Asylum seekers are our neighbours, not political pawns for failing politicians. If MPs cannot resist the Rwanda plan, activists will
Laws that are unjust will inevitably be broken. Here is a basic reading of our history, and indeed how numerous rights and freedoms were secured in the first place. Ruled as we are by a desperate man lacking a moral compass, our sinking government has brought forward plans to
detain asylum seekers
across the UK in preparation for their deportation to Rwanda. After both the European court of human rights and the
supreme court
declared the government’s scheme unlawful – not least because Paul Kagame’s authoritarian regime could plausibly deport them to the country from which they fled – the government railroaded through legislation, absurdly declaring Rwanda to be safe.

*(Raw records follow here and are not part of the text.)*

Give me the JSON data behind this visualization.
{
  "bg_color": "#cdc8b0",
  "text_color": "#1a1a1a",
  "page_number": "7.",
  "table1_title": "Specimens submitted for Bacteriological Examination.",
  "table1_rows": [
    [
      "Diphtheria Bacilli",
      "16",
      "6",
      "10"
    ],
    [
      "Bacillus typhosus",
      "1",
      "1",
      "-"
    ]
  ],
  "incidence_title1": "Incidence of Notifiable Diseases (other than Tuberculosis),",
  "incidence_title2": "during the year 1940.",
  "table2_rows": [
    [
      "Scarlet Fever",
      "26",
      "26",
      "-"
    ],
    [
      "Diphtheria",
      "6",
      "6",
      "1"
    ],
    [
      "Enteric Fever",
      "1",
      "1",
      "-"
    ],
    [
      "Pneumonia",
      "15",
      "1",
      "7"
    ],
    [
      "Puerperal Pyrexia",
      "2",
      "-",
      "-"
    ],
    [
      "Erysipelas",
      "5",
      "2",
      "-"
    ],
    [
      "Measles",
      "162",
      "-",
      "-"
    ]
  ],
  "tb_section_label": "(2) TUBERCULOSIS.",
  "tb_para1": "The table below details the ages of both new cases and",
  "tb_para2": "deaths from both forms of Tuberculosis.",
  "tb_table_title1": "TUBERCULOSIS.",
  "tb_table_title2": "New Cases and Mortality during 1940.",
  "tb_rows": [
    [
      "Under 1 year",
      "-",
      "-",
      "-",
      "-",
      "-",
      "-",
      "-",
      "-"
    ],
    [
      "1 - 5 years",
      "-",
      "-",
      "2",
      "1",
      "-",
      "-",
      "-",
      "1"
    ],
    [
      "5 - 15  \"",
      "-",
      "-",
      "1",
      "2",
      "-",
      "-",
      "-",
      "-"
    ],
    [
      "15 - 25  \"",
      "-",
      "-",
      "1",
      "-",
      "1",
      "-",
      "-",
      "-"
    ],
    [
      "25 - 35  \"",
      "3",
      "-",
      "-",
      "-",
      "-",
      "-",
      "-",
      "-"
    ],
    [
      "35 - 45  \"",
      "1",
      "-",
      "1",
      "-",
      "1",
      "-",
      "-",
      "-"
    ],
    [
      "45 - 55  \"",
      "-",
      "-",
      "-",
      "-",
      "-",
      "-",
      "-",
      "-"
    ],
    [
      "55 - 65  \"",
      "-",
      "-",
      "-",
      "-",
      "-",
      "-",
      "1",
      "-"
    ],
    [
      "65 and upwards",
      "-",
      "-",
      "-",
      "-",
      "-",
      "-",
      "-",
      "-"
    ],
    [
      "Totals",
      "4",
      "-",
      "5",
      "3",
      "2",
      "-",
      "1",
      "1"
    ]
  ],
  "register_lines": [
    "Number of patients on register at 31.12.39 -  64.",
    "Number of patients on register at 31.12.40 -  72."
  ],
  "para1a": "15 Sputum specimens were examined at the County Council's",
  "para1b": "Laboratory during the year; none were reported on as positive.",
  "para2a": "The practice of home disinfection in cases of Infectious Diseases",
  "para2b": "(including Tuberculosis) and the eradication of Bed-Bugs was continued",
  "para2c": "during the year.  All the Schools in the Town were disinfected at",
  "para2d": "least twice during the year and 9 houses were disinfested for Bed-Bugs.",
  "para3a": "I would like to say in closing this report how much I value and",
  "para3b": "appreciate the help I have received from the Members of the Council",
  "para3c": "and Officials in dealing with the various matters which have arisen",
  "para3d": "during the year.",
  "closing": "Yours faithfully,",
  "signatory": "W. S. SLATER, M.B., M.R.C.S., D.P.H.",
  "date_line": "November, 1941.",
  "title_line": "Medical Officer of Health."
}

Here is the very definition of a law to be disrespected: one drawn up to override the courts and thus the separation of powers, to turn a lie into a legal fact, in support of an unworkable and immoral scheme that imposes pain on the traumatised purely to bolster a prime minister’s imploding administration.
Civil disobedience will take many forms. Asylum seekers will simply avoid reporting to the authorities, disappearing from the system altogether: indeed, the Home Office reports
it cannot locate more than six in 10 migrants
identified for deportation. But a network of activists across the country is poised to take action. We have lived through
a decade of protests
, speaking to a growing willingness to take to the streets to defy authority. Social media plays a pivotal role, not least when it comes to migrants’ rights: Anti Raids Network, for example, uses X to promote calls by local groups to mobilise activists to stop deportation raids.
One such callout
in Solihull yesterday asked for help stopping a deportation van: “There are unmarked enforcement vans in the car park, and we think these people could be at risk of being taken to detention.”